Julius Caesar as he fell to the ground, stabbed to his heart (literally and allegorically) by his coterie, he uttered the unforgettable “et tu Brutus”.
Brutus, his beloved friend, too had betrayed him.
Indian politics draws much inspiration from the times of the Roman Empire. Possibly, we are a notch better. Our politicians stab from the front and that too in broad daylight.
DMK played no cloak and dagger games. It simply had the poor PM by his collar. Vote for a resolution against Sri Lanka or we’ll pull the rug.
So the PM obediently complied with instructions. The President’s speech contained a clear reference to what was to come. India broke from its long standing tradition of avoiding vote against specific country based resolutions and pushed the red button against our neighbour.
It was morally right, some would say, considering the scale of human rights violations. But what is the price that we paid? We upset the delicate strategic balance in the region. And now will clearly be edged out by Pakistan and particularly China, which has been pursuing the encircle India policy.
Tomorrow, if Pakistan manages to bring a Kashmir centric resolution to the UN table, where does one see Sri Lanka vis-à-vis us?
In an already incendiary South Asia we have abandoned national interest due to compulsion of domestic politics. A point made in the scathing letter from a very upset Sri Lanka.
A day earlier, Mamata nominee Mukul Roy, our new and hon’able Rail Minister, removed a couple of life support tubes that his predecessor Dinesh Trivedi had provided the Railways, struggling in the ICU!
The roll-back of fare hike in all segments except first and second class A/C means that the Railways can no longer mop up the expected Rs 7,000 crore. It would instead have to settle with a paltry Rs 300 crore.

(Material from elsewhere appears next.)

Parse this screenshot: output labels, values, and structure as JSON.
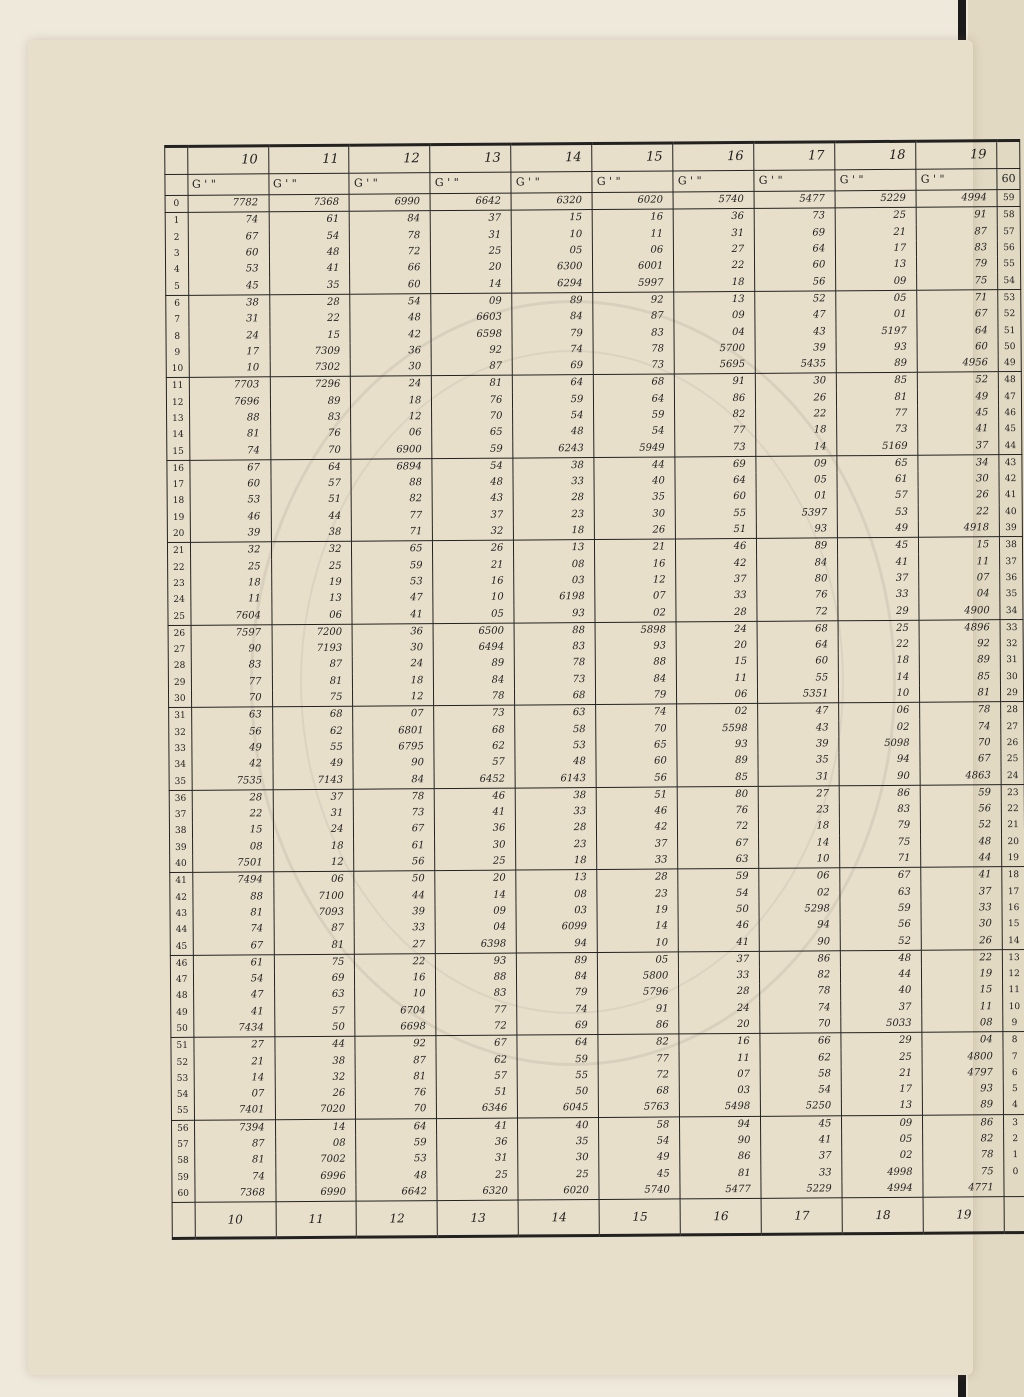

Mamata had put a gun to the head of the UPA to withdraw the tariff hike that had been proposed after nearly a decade. In the last 10 years, when the rates of electricity, diesel and coal have sky-rocketed, how then can Railways continue to sustain such humungous losses? Where will it find the money to improve its pathetic safety standards, Trivedi had rightly argued.
For the first time, there were reports of the Rail Minister putting in papers a day after presenting his maiden budget. Would the government survive was the question debated, not whether the Railways was perilously close to going the Air India way.

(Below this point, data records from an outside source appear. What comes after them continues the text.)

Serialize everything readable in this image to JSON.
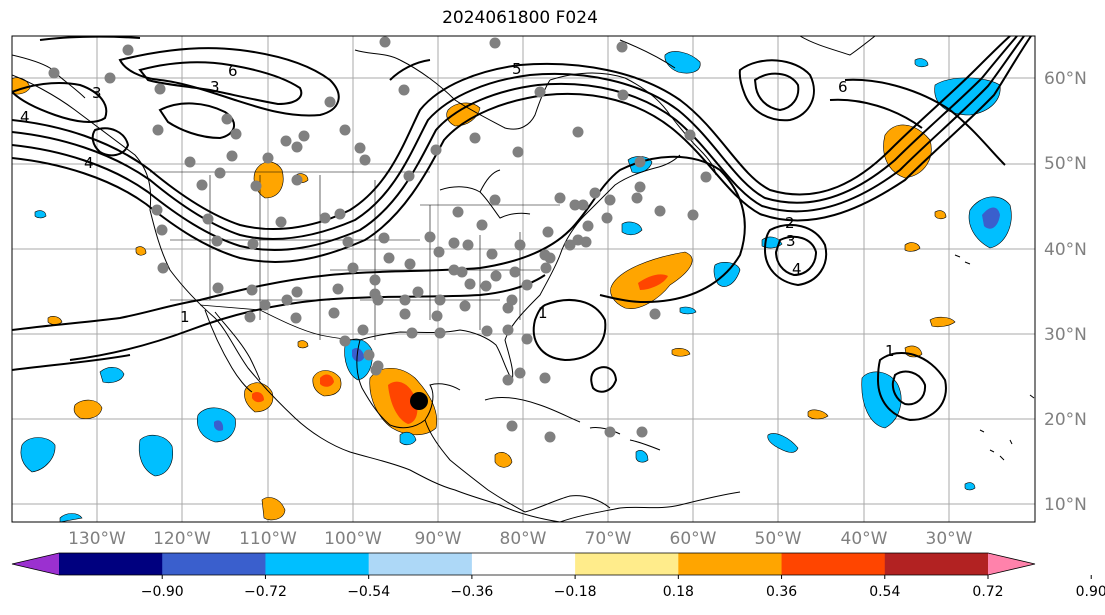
{
  "title": "2024061800 F024",
  "map": {
    "lon_labels": [
      "130°W",
      "120°W",
      "110°W",
      "100°W",
      "90°W",
      "80°W",
      "70°W",
      "60°W",
      "50°W",
      "40°W",
      "30°W"
    ],
    "lat_labels": [
      "60°N",
      "50°N",
      "40°N",
      "30°N",
      "20°N",
      "10°N"
    ],
    "contour_labels": [
      "1",
      "2",
      "3",
      "4",
      "5",
      "6"
    ],
    "marker": "storm-center-black-dot"
  },
  "colorbar": {
    "ticks": [
      "−0.90",
      "−0.72",
      "−0.54",
      "−0.36",
      "−0.18",
      "0.18",
      "0.36",
      "0.54",
      "0.72",
      "0.90"
    ],
    "colors": [
      "#9b30d0",
      "#00007f",
      "#3a5fcd",
      "#00bfff",
      "#add8f7",
      "#ffffff",
      "#ffec8b",
      "#ffa500",
      "#ff4500",
      "#b22222",
      "#ff82ab"
    ]
  }
}
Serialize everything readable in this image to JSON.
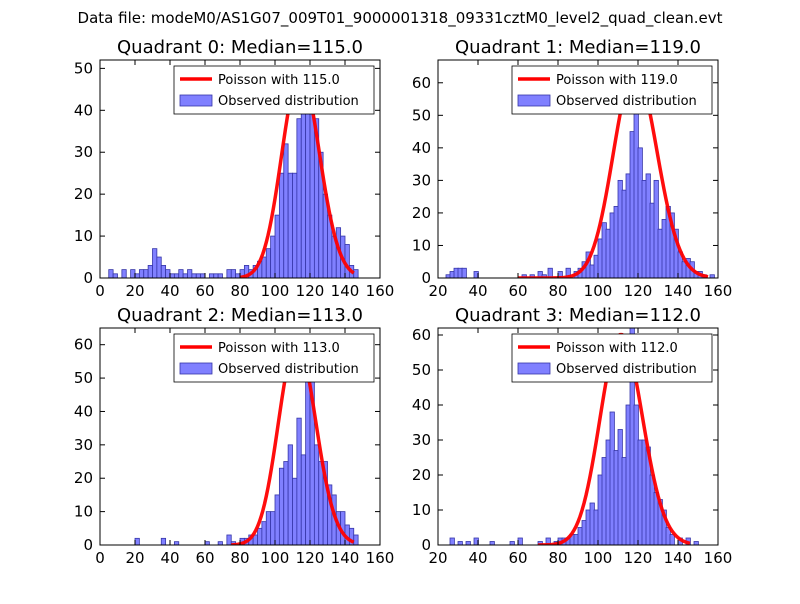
{
  "figure": {
    "suptitle": "Data file: modeM0/AS1G07_009T01_9000001318_09331cztM0_level2_quad_clean.evt"
  },
  "colors": {
    "poisson": "#ff0000",
    "hist_fill": "#8080ff",
    "hist_edge": "#3535a8"
  },
  "chart_data": [
    {
      "type": "bar",
      "title": "Quadrant 0: Median=115.0",
      "xlabel": "",
      "ylabel": "",
      "xlim": [
        0,
        160
      ],
      "ylim": [
        0,
        52
      ],
      "xticks": [
        0,
        20,
        40,
        60,
        80,
        100,
        120,
        140,
        160
      ],
      "yticks": [
        0,
        10,
        20,
        30,
        40,
        50
      ],
      "legend_position": "top-right",
      "bin_width": 2.5,
      "series": [
        {
          "name": "Observed distribution",
          "kind": "histogram",
          "bins": [
            [
              5,
              2
            ],
            [
              7.5,
              1
            ],
            [
              12.5,
              2
            ],
            [
              17.5,
              2
            ],
            [
              20,
              1
            ],
            [
              22.5,
              2
            ],
            [
              25,
              2
            ],
            [
              27.5,
              3
            ],
            [
              30,
              7
            ],
            [
              32.5,
              5
            ],
            [
              35,
              3
            ],
            [
              37.5,
              2
            ],
            [
              40,
              1
            ],
            [
              42.5,
              1
            ],
            [
              45,
              2
            ],
            [
              47.5,
              1
            ],
            [
              50,
              2
            ],
            [
              52.5,
              1
            ],
            [
              55,
              1
            ],
            [
              57.5,
              1
            ],
            [
              62.5,
              1
            ],
            [
              65,
              1
            ],
            [
              67.5,
              1
            ],
            [
              72.5,
              2
            ],
            [
              75,
              2
            ],
            [
              77.5,
              1
            ],
            [
              80,
              2
            ],
            [
              82.5,
              3
            ],
            [
              85,
              2
            ],
            [
              87.5,
              3
            ],
            [
              90,
              4
            ],
            [
              92.5,
              5
            ],
            [
              95,
              7
            ],
            [
              97.5,
              10
            ],
            [
              100,
              15
            ],
            [
              102.5,
              25
            ],
            [
              105,
              32
            ],
            [
              107.5,
              25
            ],
            [
              110,
              25
            ],
            [
              112.5,
              38
            ],
            [
              115,
              40
            ],
            [
              117.5,
              45
            ],
            [
              120,
              40
            ],
            [
              122.5,
              38
            ],
            [
              125,
              30
            ],
            [
              127.5,
              20
            ],
            [
              130,
              15
            ],
            [
              132.5,
              10
            ],
            [
              135,
              12
            ],
            [
              137.5,
              10
            ],
            [
              140,
              8
            ],
            [
              142.5,
              3
            ],
            [
              145,
              2
            ]
          ]
        },
        {
          "name": "Poisson with 115.0",
          "kind": "line",
          "mean": 115.0,
          "scale": 1320,
          "x_range": [
            80,
            145
          ]
        }
      ]
    },
    {
      "type": "bar",
      "title": "Quadrant 1: Median=119.0",
      "xlabel": "",
      "ylabel": "",
      "xlim": [
        20,
        160
      ],
      "ylim": [
        0,
        67
      ],
      "xticks": [
        20,
        40,
        60,
        80,
        100,
        120,
        140,
        160
      ],
      "yticks": [
        0,
        10,
        20,
        30,
        40,
        50,
        60
      ],
      "legend_position": "top-right",
      "bin_width": 2.2,
      "series": [
        {
          "name": "Observed distribution",
          "kind": "histogram",
          "bins": [
            [
              24,
              1
            ],
            [
              26,
              2
            ],
            [
              28,
              3
            ],
            [
              30,
              3
            ],
            [
              32,
              3
            ],
            [
              38,
              2
            ],
            [
              62,
              1
            ],
            [
              66,
              1
            ],
            [
              70,
              2
            ],
            [
              72,
              1
            ],
            [
              75,
              3
            ],
            [
              80,
              2
            ],
            [
              84,
              3
            ],
            [
              88,
              2
            ],
            [
              90,
              3
            ],
            [
              92,
              5
            ],
            [
              94,
              8
            ],
            [
              96,
              4
            ],
            [
              98,
              7
            ],
            [
              100,
              12
            ],
            [
              102,
              17
            ],
            [
              104,
              15
            ],
            [
              106,
              20
            ],
            [
              108,
              22
            ],
            [
              110,
              30
            ],
            [
              112,
              27
            ],
            [
              114,
              32
            ],
            [
              116,
              45
            ],
            [
              118,
              65
            ],
            [
              120,
              40
            ],
            [
              122,
              30
            ],
            [
              124,
              32
            ],
            [
              126,
              23
            ],
            [
              128,
              30
            ],
            [
              130,
              15
            ],
            [
              132,
              18
            ],
            [
              134,
              22
            ],
            [
              136,
              20
            ],
            [
              138,
              15
            ],
            [
              140,
              8
            ],
            [
              142,
              5
            ],
            [
              144,
              6
            ],
            [
              146,
              5
            ],
            [
              148,
              2
            ],
            [
              150,
              2
            ],
            [
              152,
              1
            ],
            [
              156,
              1
            ]
          ]
        },
        {
          "name": "Poisson with 119.0",
          "kind": "line",
          "mean": 119.0,
          "scale": 1745,
          "x_range": [
            60,
            155
          ]
        }
      ]
    },
    {
      "type": "bar",
      "title": "Quadrant 2: Median=113.0",
      "xlabel": "",
      "ylabel": "",
      "xlim": [
        0,
        160
      ],
      "ylim": [
        0,
        65
      ],
      "xticks": [
        0,
        20,
        40,
        60,
        80,
        100,
        120,
        140,
        160
      ],
      "yticks": [
        0,
        10,
        20,
        30,
        40,
        50,
        60
      ],
      "legend_position": "top-right",
      "bin_width": 2.5,
      "series": [
        {
          "name": "Observed distribution",
          "kind": "histogram",
          "bins": [
            [
              20,
              2
            ],
            [
              35,
              2
            ],
            [
              42.5,
              1
            ],
            [
              60,
              1
            ],
            [
              67.5,
              1
            ],
            [
              72.5,
              3
            ],
            [
              75,
              1
            ],
            [
              80,
              2
            ],
            [
              82.5,
              2
            ],
            [
              85,
              3
            ],
            [
              87.5,
              3
            ],
            [
              90,
              5
            ],
            [
              92.5,
              7
            ],
            [
              95,
              10
            ],
            [
              97.5,
              10
            ],
            [
              100,
              15
            ],
            [
              102.5,
              23
            ],
            [
              105,
              25
            ],
            [
              107.5,
              30
            ],
            [
              110,
              20
            ],
            [
              112.5,
              38
            ],
            [
              115,
              27
            ],
            [
              117.5,
              60
            ],
            [
              120,
              55
            ],
            [
              122.5,
              30
            ],
            [
              125,
              25
            ],
            [
              127.5,
              25
            ],
            [
              130,
              18
            ],
            [
              132.5,
              15
            ],
            [
              135,
              10
            ],
            [
              137.5,
              10
            ],
            [
              140,
              6
            ],
            [
              142.5,
              5
            ],
            [
              145,
              3
            ]
          ]
        },
        {
          "name": "Poisson with 113.0",
          "kind": "line",
          "mean": 113.0,
          "scale": 1625,
          "x_range": [
            75,
            145
          ]
        }
      ]
    },
    {
      "type": "bar",
      "title": "Quadrant 3: Median=112.0",
      "xlabel": "",
      "ylabel": "",
      "xlim": [
        20,
        160
      ],
      "ylim": [
        0,
        62
      ],
      "xticks": [
        20,
        40,
        60,
        80,
        100,
        120,
        140,
        160
      ],
      "yticks": [
        0,
        10,
        20,
        30,
        40,
        50,
        60
      ],
      "legend_position": "top-right",
      "bin_width": 2.2,
      "series": [
        {
          "name": "Observed distribution",
          "kind": "histogram",
          "bins": [
            [
              26,
              2
            ],
            [
              30,
              1
            ],
            [
              34,
              1
            ],
            [
              38,
              2
            ],
            [
              46,
              1
            ],
            [
              56,
              1
            ],
            [
              60,
              2
            ],
            [
              70,
              1
            ],
            [
              74,
              2
            ],
            [
              78,
              1
            ],
            [
              80,
              2
            ],
            [
              82,
              2
            ],
            [
              84,
              2
            ],
            [
              86,
              3
            ],
            [
              88,
              3
            ],
            [
              90,
              5
            ],
            [
              92,
              7
            ],
            [
              94,
              10
            ],
            [
              96,
              12
            ],
            [
              98,
              10
            ],
            [
              100,
              20
            ],
            [
              102,
              25
            ],
            [
              104,
              30
            ],
            [
              106,
              38
            ],
            [
              108,
              27
            ],
            [
              110,
              33
            ],
            [
              112,
              25
            ],
            [
              114,
              40
            ],
            [
              116,
              62
            ],
            [
              118,
              40
            ],
            [
              120,
              30
            ],
            [
              122,
              30
            ],
            [
              124,
              28
            ],
            [
              126,
              20
            ],
            [
              128,
              15
            ],
            [
              130,
              13
            ],
            [
              132,
              10
            ],
            [
              134,
              5
            ],
            [
              136,
              3
            ],
            [
              140,
              2
            ],
            [
              144,
              2
            ],
            [
              148,
              1
            ]
          ]
        },
        {
          "name": "Poisson with 112.0",
          "kind": "line",
          "mean": 112.0,
          "scale": 1596,
          "x_range": [
            70,
            146
          ]
        }
      ]
    }
  ]
}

And once again populist politics won over national interest.
The saga has been played over and over again in the two terms of the UPA. Whether it is FDI in multi-brand retail or pension and insurance reforms, the government has been paralysed by its recalcitrant partners.
There was a time when Jayalalithaa was as whimsical about every move made by the Vajpayee-led NDA government. The headstrong Madam (of the South) had given a bitter pill right at the beginning in 1998, when her elusive support to his 13-day government led to NDA’s collapse.
In the second and more stable NDA innings, the former southern siren turned politician traumatized the old man so much that he would have heaved a sigh of relief saying, “Bhoot Uttara” (the devil has been exorcised) when she quit the coalition.
Eventually the point to debate is not how handicapped UPA is, but the nature of our federalism. Would absence of a clear mandate for national parties mean that governments remain hostage to whims of parochial state level parties? Regional politics is played out on a fairly narrow circumference of self-interest and possibly promotion of state profit to some extent. It misses the larger picture.
National parties continue to compromise to just sustain at the Centre. Under such circumstances, how do governments press ahead with what is good for the nation on the whole?
What may be partially unsavory for some is often in the consolidated good for all. Regional agendas, after all, cannot be allowed to impede national growth. We need to decide whether we want to see India tied-up and tugged from all corners or a united and self confident nation on the march?
Unfortunately and increasingly, the answer is more than apparent.
With friends like these of any Central government, it really won’t need enemies to stop India’s progress in the tracks.